Everyone’s talking about it: the POOP TRANSPLANT

By now I’m sure you have heard about poop transplants, officially called “fecal microbiota transplantation” or FMT. At first, you may have been completely grossed out or confused or perhaps intrigued… is this real? Does it work? And why would anyone go through this? Let’s answer some of the FAQs since one day soon... poop transplant will likely be a standard therapeutic option!

http://www.nature.com/articles/nrgastro.2011.244

http://www.nature.com/articles/nrgastro.2011.244

 

When would one consider fecal transplant?

The only appropriate indication at this time is in patients with severe and recurrent C. difficile infection who have failed multiple attempts at conventional antibiotic therapy.

But in the future, fecal transplant may be used in any diseases associated with alterations in the gut microbiome including:

IBS (irritable bowel syndrome): reduced microbial diversity + decreased Bacteriodetes

- IBD (inflammatory bowel disease): Reduced microbial diversity

http://www.gastrojournal.org/article/S0016-5085(13)01279-1/pdf

http://www.gastrojournal.org/article/S0016-5085(13)01279-1/pdf

- Obesity, metabolic syndrome, insulin resistance: Reversed Firmicutes:Bacteroides ratio

- Autoimmune disease (multiple sclerosis, idiopathic thrombocytopenic purpura)
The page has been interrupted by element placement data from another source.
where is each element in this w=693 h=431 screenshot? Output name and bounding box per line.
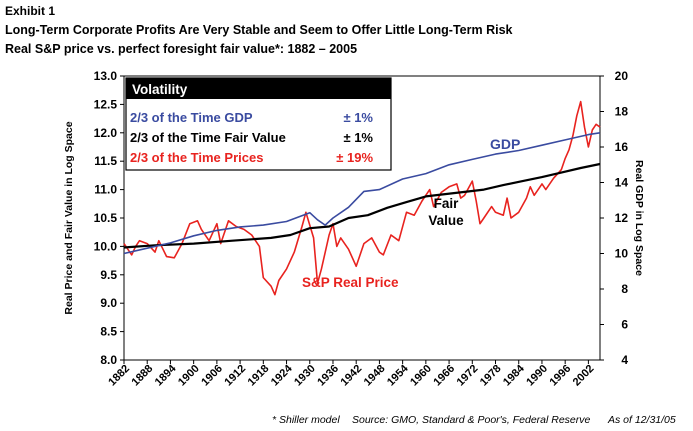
right-tick-label: 12	[615, 211, 629, 225]
left-tick-label: 9.5	[100, 268, 117, 282]
x-tick-label: 1942	[339, 363, 365, 389]
fair-annotation: Fair	[434, 196, 460, 211]
volatility-box: Volatility 2/3 of the Time GDP ± 1% 2/3 of …	[125, 77, 392, 171]
gdp-annotation: GDP	[490, 136, 520, 152]
volatility-row-label: 2/3 of the Time GDP	[130, 110, 253, 125]
x-tick-label: 1888	[130, 363, 156, 389]
volatility-header-bg	[126, 78, 391, 99]
volatility-row-label: 2/3 of the Time Fair Value	[130, 130, 286, 145]
gdp-line	[123, 132, 601, 255]
left-tick-label: 8.5	[100, 325, 117, 339]
left-tick-label: 8.0	[100, 353, 117, 367]
left-tick-label: 10.0	[94, 239, 118, 253]
footnote-source: Source: GMO, Standard & Poor's, Federal …	[352, 414, 591, 426]
right-axis-title: Real GDP in Log Space	[633, 160, 645, 276]
annotations-layer: GDP Fair Value S&P Real Price	[302, 136, 520, 290]
series-layer	[123, 100, 601, 296]
x-tick-label: 1948	[362, 363, 388, 389]
volatility-header: Volatility	[132, 82, 188, 97]
volatility-row-value: ± 1%	[343, 110, 373, 125]
x-tick-label: 1996	[547, 363, 573, 389]
volatility-row-label: 2/3 of the Time Prices	[130, 150, 263, 165]
right-tick-label: 6	[621, 318, 628, 332]
x-tick-label: 1930	[292, 363, 318, 389]
left-axis-title: Real Price and Fair Value in Log Space	[63, 121, 75, 314]
volatility-row-value: ± 1%	[343, 130, 373, 145]
exhibit-label: Exhibit 1	[5, 4, 56, 18]
chart-subtitle: Real S&P price vs. perfect foresight fai…	[5, 42, 358, 56]
right-tick-label: 4	[621, 353, 628, 367]
x-tick-label: 1966	[431, 363, 457, 389]
x-tick-label: 1954	[385, 362, 411, 388]
x-tick-label: 1972	[455, 363, 481, 389]
x-tick-label: 2002	[571, 363, 597, 389]
left-tick-label: 10.5	[94, 211, 118, 225]
x-tick-label: 1990	[524, 363, 550, 389]
x-tick-label: 1894	[153, 362, 179, 388]
left-tick-label: 12.0	[94, 126, 118, 140]
right-tick-label: 8	[621, 282, 628, 296]
axes-layer: 8.0 8.5 9.0 9.5 10.0 10.5 11.0 11.5 12.0 12.5 13.0…	[63, 69, 645, 388]
left-tick-label: 12.5	[94, 97, 118, 111]
right-tick-label: 10	[615, 247, 629, 261]
fair-value-line	[123, 162, 601, 249]
left-tick-label: 9.0	[100, 296, 117, 310]
x-tick-label: 1984	[501, 362, 527, 388]
footnote-as-of: As of 12/31/05	[608, 414, 676, 426]
x-tick-label: 1924	[269, 362, 295, 388]
chart-title: Long-Term Corporate Profits Are Very Sta…	[5, 23, 513, 37]
left-tick-label: 13.0	[94, 69, 118, 83]
volatility-row-value: ± 19%	[336, 150, 373, 165]
left-tick-label: 11.5	[94, 154, 117, 168]
x-tick-label: 1900	[176, 363, 202, 389]
right-tick-label: 20	[615, 69, 629, 83]
value-annotation: Value	[428, 213, 464, 228]
x-tick-label: 1936	[315, 363, 341, 389]
sp-price-annotation: S&P Real Price	[302, 275, 399, 290]
footnote-model: * Shiller model	[272, 414, 340, 426]
x-tick-label: 1978	[478, 363, 504, 389]
left-tick-label: 11.0	[94, 183, 117, 197]
right-tick-label: 14	[615, 176, 629, 190]
x-tick-label: 1912	[222, 363, 248, 389]
sp-price-line	[123, 100, 601, 296]
x-tick-label: 1960	[408, 363, 434, 389]
right-tick-label: 18	[615, 105, 629, 119]
right-tick-label: 16	[615, 140, 629, 154]
x-tick-label: 1906	[199, 363, 225, 389]
x-tick-label: 1918	[246, 363, 272, 389]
- Chronic Fatigue Syndrome: reduced E Coli, overrepresented Enterococcus & Stretococcus

 

So who’s poop are you getting exactly?

Although initially family members and household contact donors were used, now there is a stool donor bank called Openbiome that offers rigorously screened, high-quality traceable poop. They put donors through a very lengthy assessment process including 200-question clinical evaluation, lab screening including over 30 stool and blood tests. Less than 3% of people actually qualify to become donors.  Finally, each sample gets a very detailed RNA sequence characterization.

 

How does the poop get transplanted?

Several routes of transplant have been reported but the optimal protocol is unclear although using colonoscopy appears to have a higher success rate than others.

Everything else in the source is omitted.